8. The sensor diagnostic method of claim 7, wherein

each of said plurality of sensors outputs, as well as the identification data, data of an acquired time of the identification data, and

the sensor diagnostic apparatus counts, in said operation of counting the first local number of moving objects, the first local number of moving objects of which the identification data were acquired by the first sensor and the second sensor and the acquired times of the identification data indicate times within the predefined time period.

9. The sensor diagnostic method of claim 8, wherein

the sensor diagnostic apparatus compares the first local number of moving objects to the first preset reference value in said operation of comparing a first value derived from the first local number of moving objects to the first preset reference value.

10. The sensor diagnostic method of claim 8, wherein

the sensor diagnostic apparatus compares a ratio to the first preset reference value in said operation of comparing a first value derived from the first local number of moving objects to the first preset reference value, wherein said ratio is the ratio of the first local number of moving objects to the total number of moving objects identified by the first sensor.

11. The sensor diagnostic method of claim 7, wherein

the sensor diagnostic apparatus stores a plurality of first preset reference values corresponding to different environmental conditions in said operation of storing a first preset reference value, and

the sensor diagnostic apparatus compares the first value derived from the first local number of moving objects to a first preset reference value selected, in accordance with a current environmental condition, from among the plurality of first preset reference values in said operation of comparing a first value derived from the first local number of moving objects to the first preset reference value.

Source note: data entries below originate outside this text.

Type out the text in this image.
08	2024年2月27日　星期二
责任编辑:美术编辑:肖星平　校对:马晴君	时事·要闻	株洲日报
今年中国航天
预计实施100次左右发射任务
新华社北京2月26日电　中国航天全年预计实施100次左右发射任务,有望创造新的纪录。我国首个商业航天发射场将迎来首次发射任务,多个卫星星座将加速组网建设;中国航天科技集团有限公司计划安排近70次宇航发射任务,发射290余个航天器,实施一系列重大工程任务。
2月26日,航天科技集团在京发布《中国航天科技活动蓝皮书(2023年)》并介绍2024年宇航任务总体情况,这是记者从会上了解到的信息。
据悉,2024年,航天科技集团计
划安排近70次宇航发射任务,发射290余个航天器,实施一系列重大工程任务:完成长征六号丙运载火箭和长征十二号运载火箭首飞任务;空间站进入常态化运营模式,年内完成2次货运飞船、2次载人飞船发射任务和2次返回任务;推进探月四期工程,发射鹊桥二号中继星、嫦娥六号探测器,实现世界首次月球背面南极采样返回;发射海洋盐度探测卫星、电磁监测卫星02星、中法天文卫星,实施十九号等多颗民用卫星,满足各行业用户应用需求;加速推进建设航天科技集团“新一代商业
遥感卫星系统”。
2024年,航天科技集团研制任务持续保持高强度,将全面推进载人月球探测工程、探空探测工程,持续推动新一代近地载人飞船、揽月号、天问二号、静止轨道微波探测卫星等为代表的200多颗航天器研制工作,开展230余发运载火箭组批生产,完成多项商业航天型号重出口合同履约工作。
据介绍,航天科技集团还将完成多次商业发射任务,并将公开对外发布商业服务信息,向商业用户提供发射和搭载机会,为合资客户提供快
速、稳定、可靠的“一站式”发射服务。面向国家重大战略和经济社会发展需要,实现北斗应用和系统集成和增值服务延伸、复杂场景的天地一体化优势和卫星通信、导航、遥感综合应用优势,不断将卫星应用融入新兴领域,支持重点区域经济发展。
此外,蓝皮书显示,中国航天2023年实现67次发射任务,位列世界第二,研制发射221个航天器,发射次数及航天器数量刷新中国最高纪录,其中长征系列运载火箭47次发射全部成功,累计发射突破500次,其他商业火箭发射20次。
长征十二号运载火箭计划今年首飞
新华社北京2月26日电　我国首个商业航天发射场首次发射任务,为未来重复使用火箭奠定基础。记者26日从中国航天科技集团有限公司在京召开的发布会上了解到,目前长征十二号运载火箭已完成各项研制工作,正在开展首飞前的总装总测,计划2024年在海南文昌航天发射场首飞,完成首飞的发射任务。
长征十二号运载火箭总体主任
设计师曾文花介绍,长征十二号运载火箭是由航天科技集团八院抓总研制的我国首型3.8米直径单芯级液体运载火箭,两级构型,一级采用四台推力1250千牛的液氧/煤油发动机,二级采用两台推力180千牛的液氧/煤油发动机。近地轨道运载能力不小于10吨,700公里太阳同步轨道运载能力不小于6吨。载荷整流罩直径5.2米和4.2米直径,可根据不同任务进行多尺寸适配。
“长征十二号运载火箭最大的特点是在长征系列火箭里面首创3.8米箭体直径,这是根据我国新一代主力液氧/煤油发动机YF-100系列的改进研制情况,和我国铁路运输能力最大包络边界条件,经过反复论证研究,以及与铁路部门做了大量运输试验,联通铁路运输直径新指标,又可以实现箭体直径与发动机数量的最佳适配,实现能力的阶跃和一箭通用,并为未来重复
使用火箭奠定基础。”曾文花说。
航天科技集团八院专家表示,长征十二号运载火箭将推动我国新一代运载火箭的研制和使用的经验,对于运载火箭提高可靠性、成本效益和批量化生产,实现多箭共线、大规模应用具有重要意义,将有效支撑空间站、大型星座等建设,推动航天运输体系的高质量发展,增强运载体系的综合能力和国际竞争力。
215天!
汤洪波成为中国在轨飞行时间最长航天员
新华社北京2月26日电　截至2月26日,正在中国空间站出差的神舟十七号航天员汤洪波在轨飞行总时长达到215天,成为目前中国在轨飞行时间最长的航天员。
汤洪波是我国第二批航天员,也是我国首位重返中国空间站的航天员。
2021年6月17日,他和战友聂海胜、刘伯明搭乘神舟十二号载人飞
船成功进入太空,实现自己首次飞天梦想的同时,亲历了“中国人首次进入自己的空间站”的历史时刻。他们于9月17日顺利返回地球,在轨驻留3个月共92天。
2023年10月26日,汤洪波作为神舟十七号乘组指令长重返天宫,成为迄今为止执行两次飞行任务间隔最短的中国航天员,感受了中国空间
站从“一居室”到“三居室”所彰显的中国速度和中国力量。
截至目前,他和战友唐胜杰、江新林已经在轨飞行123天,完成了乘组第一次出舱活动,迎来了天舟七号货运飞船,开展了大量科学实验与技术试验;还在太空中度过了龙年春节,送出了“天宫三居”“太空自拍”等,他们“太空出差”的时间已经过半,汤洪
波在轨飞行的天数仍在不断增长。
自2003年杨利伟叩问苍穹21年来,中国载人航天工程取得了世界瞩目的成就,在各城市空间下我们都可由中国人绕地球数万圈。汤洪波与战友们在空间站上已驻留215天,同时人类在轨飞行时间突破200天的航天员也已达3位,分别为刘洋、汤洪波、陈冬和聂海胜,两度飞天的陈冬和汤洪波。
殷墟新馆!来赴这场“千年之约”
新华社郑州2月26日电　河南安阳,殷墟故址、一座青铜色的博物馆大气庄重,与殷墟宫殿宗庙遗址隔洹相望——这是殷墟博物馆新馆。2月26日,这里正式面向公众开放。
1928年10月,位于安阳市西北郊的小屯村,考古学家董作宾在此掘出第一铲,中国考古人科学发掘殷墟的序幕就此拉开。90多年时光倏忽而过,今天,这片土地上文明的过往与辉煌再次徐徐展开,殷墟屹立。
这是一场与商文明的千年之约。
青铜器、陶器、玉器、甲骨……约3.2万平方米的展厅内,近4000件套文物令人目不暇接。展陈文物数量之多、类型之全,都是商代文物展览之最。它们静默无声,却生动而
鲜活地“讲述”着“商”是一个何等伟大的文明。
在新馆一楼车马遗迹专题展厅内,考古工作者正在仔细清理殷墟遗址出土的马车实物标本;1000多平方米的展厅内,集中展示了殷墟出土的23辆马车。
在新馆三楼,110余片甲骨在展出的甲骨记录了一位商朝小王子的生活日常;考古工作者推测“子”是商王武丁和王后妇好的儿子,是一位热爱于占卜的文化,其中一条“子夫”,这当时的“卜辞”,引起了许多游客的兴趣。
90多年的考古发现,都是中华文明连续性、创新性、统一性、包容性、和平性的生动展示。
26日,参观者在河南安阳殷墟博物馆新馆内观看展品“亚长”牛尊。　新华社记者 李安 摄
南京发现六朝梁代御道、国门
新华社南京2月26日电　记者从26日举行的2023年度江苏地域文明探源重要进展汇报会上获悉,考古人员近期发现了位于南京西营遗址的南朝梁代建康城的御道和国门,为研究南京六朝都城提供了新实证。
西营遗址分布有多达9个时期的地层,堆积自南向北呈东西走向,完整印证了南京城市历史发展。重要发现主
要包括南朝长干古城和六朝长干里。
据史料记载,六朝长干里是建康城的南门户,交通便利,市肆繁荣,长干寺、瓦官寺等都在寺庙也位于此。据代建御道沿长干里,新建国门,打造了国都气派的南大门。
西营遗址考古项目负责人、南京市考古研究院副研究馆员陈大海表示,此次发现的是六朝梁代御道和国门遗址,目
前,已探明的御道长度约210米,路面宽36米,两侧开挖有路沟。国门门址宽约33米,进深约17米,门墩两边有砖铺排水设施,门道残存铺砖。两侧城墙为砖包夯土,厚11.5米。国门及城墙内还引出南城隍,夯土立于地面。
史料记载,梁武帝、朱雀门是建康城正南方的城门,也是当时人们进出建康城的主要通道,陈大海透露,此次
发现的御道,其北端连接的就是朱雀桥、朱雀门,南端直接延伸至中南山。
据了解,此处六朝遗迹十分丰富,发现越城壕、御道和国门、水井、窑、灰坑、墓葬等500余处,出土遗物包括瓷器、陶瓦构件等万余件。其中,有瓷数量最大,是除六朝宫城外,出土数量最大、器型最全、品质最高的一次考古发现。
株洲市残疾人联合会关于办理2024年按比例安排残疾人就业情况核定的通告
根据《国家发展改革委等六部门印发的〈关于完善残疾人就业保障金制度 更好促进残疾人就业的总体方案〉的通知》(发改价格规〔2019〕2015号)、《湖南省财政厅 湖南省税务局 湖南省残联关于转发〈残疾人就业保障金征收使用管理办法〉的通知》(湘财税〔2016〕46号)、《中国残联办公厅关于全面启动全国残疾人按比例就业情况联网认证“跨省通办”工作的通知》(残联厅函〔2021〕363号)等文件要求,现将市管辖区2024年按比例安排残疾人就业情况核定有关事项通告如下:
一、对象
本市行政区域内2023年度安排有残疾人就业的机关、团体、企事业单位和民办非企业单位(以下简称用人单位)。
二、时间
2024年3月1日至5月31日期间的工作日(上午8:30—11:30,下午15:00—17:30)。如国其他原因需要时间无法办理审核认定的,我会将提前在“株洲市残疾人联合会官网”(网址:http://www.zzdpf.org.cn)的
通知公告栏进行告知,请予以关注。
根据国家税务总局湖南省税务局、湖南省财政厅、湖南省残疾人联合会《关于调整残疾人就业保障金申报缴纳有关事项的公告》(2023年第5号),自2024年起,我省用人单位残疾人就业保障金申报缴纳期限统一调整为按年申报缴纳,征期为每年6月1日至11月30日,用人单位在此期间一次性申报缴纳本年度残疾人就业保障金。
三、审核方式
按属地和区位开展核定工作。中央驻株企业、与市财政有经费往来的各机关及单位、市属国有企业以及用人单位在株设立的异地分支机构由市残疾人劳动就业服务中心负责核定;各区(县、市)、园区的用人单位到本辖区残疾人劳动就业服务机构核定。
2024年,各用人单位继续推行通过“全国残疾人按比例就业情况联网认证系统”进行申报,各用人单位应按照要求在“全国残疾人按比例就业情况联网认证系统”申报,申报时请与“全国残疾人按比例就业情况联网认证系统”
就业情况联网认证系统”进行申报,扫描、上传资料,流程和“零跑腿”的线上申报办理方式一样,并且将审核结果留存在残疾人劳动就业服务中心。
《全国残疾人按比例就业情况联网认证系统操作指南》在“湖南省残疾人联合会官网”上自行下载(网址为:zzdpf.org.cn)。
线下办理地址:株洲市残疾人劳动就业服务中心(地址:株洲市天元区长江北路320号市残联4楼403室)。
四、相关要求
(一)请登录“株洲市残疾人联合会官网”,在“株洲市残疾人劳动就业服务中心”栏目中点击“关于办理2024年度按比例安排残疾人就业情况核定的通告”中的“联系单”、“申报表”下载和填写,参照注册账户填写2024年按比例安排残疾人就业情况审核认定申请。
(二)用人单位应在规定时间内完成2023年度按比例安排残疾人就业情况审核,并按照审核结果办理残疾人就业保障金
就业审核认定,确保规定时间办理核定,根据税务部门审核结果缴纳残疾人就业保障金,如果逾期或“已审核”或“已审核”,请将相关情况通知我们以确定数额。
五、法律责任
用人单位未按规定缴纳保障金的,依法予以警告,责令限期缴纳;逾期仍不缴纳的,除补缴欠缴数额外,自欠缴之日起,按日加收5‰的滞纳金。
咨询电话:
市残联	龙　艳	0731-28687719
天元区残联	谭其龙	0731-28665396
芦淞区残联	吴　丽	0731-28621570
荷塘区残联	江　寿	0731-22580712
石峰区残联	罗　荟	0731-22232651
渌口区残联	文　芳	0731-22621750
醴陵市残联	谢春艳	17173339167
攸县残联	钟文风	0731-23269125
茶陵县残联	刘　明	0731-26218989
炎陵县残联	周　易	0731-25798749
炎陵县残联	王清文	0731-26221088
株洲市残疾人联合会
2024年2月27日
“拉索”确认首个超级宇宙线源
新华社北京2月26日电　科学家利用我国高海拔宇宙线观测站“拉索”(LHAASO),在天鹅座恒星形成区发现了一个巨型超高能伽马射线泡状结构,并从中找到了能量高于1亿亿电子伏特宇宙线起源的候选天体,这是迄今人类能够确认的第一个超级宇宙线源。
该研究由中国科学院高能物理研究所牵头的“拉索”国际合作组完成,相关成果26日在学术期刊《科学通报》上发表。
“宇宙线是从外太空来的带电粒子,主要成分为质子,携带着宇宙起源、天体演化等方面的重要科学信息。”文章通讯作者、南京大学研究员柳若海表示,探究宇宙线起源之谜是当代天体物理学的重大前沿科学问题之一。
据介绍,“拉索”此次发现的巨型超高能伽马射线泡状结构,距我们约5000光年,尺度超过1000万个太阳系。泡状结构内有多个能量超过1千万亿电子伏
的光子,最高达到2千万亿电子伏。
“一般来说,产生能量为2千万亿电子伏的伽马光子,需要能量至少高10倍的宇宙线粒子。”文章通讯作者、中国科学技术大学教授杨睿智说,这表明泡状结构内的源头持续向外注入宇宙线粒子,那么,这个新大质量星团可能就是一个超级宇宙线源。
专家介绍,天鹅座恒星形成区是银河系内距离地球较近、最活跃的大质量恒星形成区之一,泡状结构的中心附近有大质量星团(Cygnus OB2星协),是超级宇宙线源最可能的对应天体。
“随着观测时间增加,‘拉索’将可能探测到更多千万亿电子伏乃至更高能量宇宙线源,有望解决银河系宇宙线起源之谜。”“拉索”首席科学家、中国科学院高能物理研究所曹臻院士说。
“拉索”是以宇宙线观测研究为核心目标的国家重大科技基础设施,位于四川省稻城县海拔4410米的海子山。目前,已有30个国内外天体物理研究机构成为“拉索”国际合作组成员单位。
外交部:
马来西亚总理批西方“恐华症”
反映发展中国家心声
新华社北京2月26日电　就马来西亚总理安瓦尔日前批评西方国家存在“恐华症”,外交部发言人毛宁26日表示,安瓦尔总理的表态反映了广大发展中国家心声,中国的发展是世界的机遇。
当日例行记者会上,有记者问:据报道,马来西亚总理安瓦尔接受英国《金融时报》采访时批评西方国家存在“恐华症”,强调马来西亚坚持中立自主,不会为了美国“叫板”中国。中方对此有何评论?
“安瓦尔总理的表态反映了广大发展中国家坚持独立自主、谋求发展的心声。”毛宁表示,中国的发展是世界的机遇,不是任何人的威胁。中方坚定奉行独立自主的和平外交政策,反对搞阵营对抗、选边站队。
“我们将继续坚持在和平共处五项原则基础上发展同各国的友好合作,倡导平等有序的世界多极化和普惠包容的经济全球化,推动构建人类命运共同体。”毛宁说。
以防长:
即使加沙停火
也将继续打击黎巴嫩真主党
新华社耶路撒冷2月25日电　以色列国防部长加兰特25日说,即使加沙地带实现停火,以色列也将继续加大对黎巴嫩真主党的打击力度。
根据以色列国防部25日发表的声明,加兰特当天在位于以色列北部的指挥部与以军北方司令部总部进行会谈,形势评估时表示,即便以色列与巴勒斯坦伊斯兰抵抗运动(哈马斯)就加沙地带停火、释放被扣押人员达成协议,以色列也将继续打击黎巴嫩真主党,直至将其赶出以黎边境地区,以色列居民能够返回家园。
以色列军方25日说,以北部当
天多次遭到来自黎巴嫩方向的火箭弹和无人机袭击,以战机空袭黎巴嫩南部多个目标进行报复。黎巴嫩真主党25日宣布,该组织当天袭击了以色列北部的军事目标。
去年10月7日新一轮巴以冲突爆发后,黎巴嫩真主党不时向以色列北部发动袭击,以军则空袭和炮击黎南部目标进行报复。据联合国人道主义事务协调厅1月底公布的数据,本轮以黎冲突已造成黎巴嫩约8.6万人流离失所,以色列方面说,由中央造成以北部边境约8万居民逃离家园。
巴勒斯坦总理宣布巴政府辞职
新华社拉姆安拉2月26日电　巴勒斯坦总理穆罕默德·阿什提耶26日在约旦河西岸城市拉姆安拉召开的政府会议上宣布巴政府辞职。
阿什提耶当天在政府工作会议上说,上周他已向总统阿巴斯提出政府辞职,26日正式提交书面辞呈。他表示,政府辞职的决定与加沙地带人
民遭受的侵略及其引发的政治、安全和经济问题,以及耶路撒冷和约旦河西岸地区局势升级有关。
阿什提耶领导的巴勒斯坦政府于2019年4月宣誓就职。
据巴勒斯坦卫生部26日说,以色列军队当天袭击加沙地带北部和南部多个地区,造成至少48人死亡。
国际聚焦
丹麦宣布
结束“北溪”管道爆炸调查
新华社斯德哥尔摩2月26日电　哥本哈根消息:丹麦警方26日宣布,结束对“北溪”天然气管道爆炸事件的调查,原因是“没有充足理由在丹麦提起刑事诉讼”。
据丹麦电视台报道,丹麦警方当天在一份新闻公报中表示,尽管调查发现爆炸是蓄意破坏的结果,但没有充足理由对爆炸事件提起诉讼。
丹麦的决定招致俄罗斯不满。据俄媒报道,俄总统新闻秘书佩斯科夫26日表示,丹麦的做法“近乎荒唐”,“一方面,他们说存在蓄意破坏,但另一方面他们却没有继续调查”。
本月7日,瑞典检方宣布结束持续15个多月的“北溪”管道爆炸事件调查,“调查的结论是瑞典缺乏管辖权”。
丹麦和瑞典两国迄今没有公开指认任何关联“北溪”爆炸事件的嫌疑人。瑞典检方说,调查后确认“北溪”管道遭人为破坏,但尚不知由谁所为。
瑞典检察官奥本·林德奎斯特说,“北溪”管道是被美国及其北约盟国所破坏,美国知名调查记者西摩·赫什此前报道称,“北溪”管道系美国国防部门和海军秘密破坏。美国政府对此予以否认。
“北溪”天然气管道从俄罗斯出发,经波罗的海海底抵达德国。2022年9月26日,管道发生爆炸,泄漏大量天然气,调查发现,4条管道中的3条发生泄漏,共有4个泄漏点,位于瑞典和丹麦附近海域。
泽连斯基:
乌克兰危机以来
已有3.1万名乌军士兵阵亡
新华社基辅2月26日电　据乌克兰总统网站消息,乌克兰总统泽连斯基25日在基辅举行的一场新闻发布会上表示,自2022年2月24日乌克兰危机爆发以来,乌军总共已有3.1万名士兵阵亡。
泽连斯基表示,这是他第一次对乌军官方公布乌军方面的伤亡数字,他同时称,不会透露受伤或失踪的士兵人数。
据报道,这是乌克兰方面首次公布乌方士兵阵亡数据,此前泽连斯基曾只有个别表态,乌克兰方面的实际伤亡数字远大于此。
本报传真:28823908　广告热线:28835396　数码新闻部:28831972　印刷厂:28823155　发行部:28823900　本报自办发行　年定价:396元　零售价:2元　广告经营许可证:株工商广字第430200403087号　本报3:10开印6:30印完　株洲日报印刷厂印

12. The sensor diagnostic method of claim 7, wherein

the sensor diagnostic apparatus determines the first sensor to be normal when the first difference is less than or equal to the first predefined threshold value in said operation of comparing a first value derived from the first local number of moving objects to the first preset reference value,

said sensor diagnostic method further comprising:

updating the first preset reference value in accordance with the first local number of moving objects when the sensor diagnostic apparatus has determined the first sensor to be normal in said operation of comparing a first value derived from the first local number of moving objects to the first preset reference value.